Your mother may be right, but she is filling your head with the kind of suggestions for which her head should be removed. Do this, and then turn to such as me, who will guide you toward a better day. Renounce these Kits and Jerrys, and this Popeye with his filthy nesting birds (all honor to Him Who Would Roast You On a Spit). Join us at our summer camp outside Karachi, where we will bring you to purification and perfect union with hot women in the afterlife once you are fitted for a vest. Tell no one. The pastor will only lead you to deeper confusion.

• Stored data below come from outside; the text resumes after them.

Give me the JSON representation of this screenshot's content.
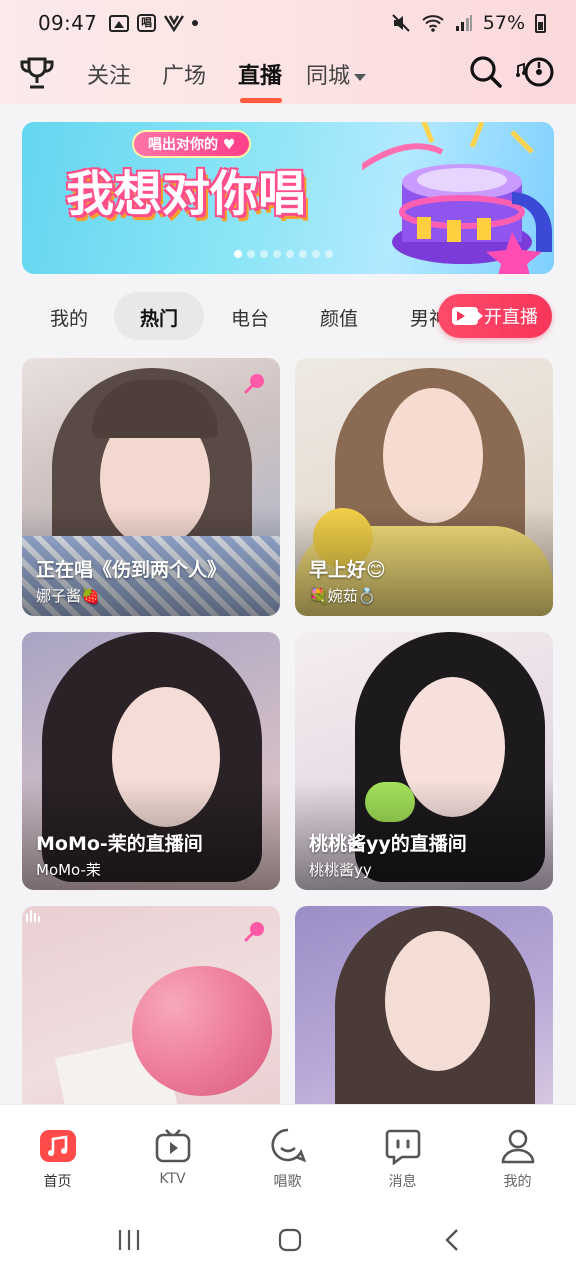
{
  "status_bar": {
    "time": "09:47",
    "app_tag": "唱",
    "battery": "57%"
  },
  "nav": {
    "tabs": [
      {
        "label": "关注"
      },
      {
        "label": "广场"
      },
      {
        "label": "直播"
      },
      {
        "label": "同城"
      }
    ],
    "active_tab": "直播"
  },
  "banner": {
    "subtitle": "唱出对你的",
    "title": "我想对你唱",
    "dot_count": 8,
    "active_dot": 0
  },
  "categories": {
    "tabs": [
      {
        "label": "我的"
      },
      {
        "label": "热门"
      },
      {
        "label": "电台"
      },
      {
        "label": "颜值"
      },
      {
        "label": "男神"
      }
    ],
    "active": "热门",
    "live_button": "开直播"
  },
  "rooms": [
    {
      "title": "正在唱《伤到两个人》",
      "host": "娜子酱🍓"
    },
    {
      "title": "早上好😊",
      "host": "💐婉茹💍"
    },
    {
      "title": "MoMo-茉的直播间",
      "host": "MoMo-茉"
    },
    {
      "title": "桃桃酱yy的直播间",
      "host": "桃桃酱yy"
    },
    {
      "title": "",
      "host": ""
    },
    {
      "title": "",
      "host": ""
    }
  ],
  "tab_bar": {
    "items": [
      {
        "label": "首页",
        "icon": "music-note-icon"
      },
      {
        "label": "KTV",
        "icon": "tv-play-icon"
      },
      {
        "label": "唱歌",
        "icon": "sing-bubble-icon"
      },
      {
        "label": "消息",
        "icon": "message-icon"
      },
      {
        "label": "我的",
        "icon": "person-icon"
      }
    ],
    "active": "首页"
  },
  "colors": {
    "accent": "#ff5a3c",
    "live_button": "#f7355a",
    "home_icon": "#ff4a4a"
  }
}
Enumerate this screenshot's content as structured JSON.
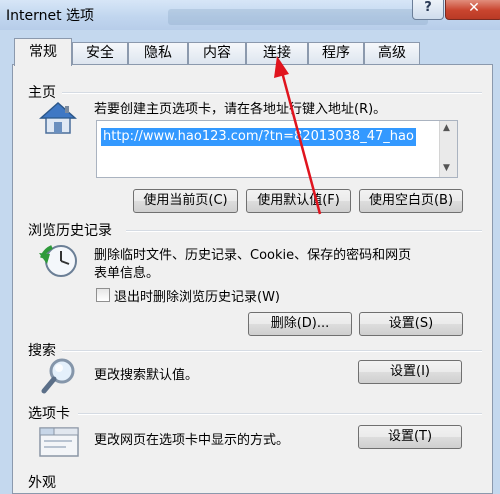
{
  "window": {
    "title": "Internet 选项",
    "help_label": "?",
    "close_label": "✕"
  },
  "tabs": [
    {
      "label": "常规",
      "active": true
    },
    {
      "label": "安全"
    },
    {
      "label": "隐私"
    },
    {
      "label": "内容"
    },
    {
      "label": "连接"
    },
    {
      "label": "程序"
    },
    {
      "label": "高级"
    }
  ],
  "homepage": {
    "section_title": "主页",
    "instruction": "若要创建主页选项卡，请在各地址行键入地址(R)。",
    "url_value": "http://www.hao123.com/?tn=82013038_47_hao",
    "buttons": {
      "use_current": "使用当前页(C)",
      "use_default": "使用默认值(F)",
      "use_blank": "使用空白页(B)"
    }
  },
  "history": {
    "section_title": "浏览历史记录",
    "description_line1": "删除临时文件、历史记录、Cookie、保存的密码和网页",
    "description_line2": "表单信息。",
    "checkbox_label": "退出时删除浏览历史记录(W)",
    "checkbox_checked": false,
    "delete_button": "删除(D)...",
    "settings_button": "设置(S)"
  },
  "search": {
    "section_title": "搜索",
    "description": "更改搜索默认值。",
    "settings_button": "设置(I)"
  },
  "tabs_section": {
    "section_title": "选项卡",
    "description": "更改网页在选项卡中显示的方式。",
    "settings_button": "设置(T)"
  },
  "appearance": {
    "section_title": "外观"
  },
  "colors": {
    "title_bar": "#c1d6ef",
    "panel": "#f0f0f0",
    "selection": "#3399ff",
    "annotation_arrow": "#e0141e",
    "close_button": "#c9452f"
  },
  "icons": {
    "homepage": "house-icon",
    "history": "clock-refresh-icon",
    "search": "magnifier-icon",
    "tabs": "tabbed-window-icon"
  }
}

I hate washing dishes and my wife hates yard work, but we have worked it out so that I have agreed to do a little bit of housework to keep the peace. Lately, though, she’s been letting the dishes stack up and goes to bed at 7 p.m. and leaves them for me. I don’t think that’s fair. I have offered to buy her a real nice power mower for her birthday as sort of an olive branch to help her to do her part, but she scoffs at it. So I am stuck doing both. What can I do to put our marriage back on track and keep the house and yard from looking like Tobacco Road? I’m getting resentful.
The Palmolive Kid
An olive branch? Please. In the words of the Most Holy Text That I Make Up As I Go Along, the insolence your wife expresses can only be dealt with by burying her to her neck in your backyard and inviting the men in your community to stone her (praise Him Who Turns Women Into Mulch). Then find a more malleable wife who does dishes and yard work. And move to a home that is not on this Tobacco Road—the use of tobacco is forbidden by Him Who Would Use Your Eye Sockets as Ashtrays. But first, bind her to the riding mower and get the lawn mowed as was agreed. It is written. You didn’t know?
My elderly mother-in-law lives two blocks away. “Myrna” drops in on us at all hours without warning, saying she’s just “checking up” on my husband and me, saying we never call her and bringing useless cereal box toys for our children, who are 28 and 21. This happens three or four times a week, and she always manages to time it so she can stay for a meal. My husband Ned, who is hard-working and a good provider, hasn’t got the whatevers to tell her to leave, so it’s up to me. But she’s family—I can’t just throw her out. She would never do this with Ned’s older brother, but he lives in her guest room. What should I do to make her feel welcome but still respect our privacy?
Let no family tie stand in the way of justice. This Myrna is old and therefore may be addled. Beheading (as it has been instructed by Him Who Speaks Only Through Me) will be wasted on her. However, we are only made happy through that which we do, and nothing but feeling useful will change her (all devotion to Him Who Scrambles the Brain Cells of the Aged). She can be made useful and resolve your problem all at once. Praise her, feed her, bless her, anoint her with sacred oils, and send her into a crowded plaza with a tea set made from C-4 and a cheap cell phone. Then call her as you promised. She will be happy at last to hear from you.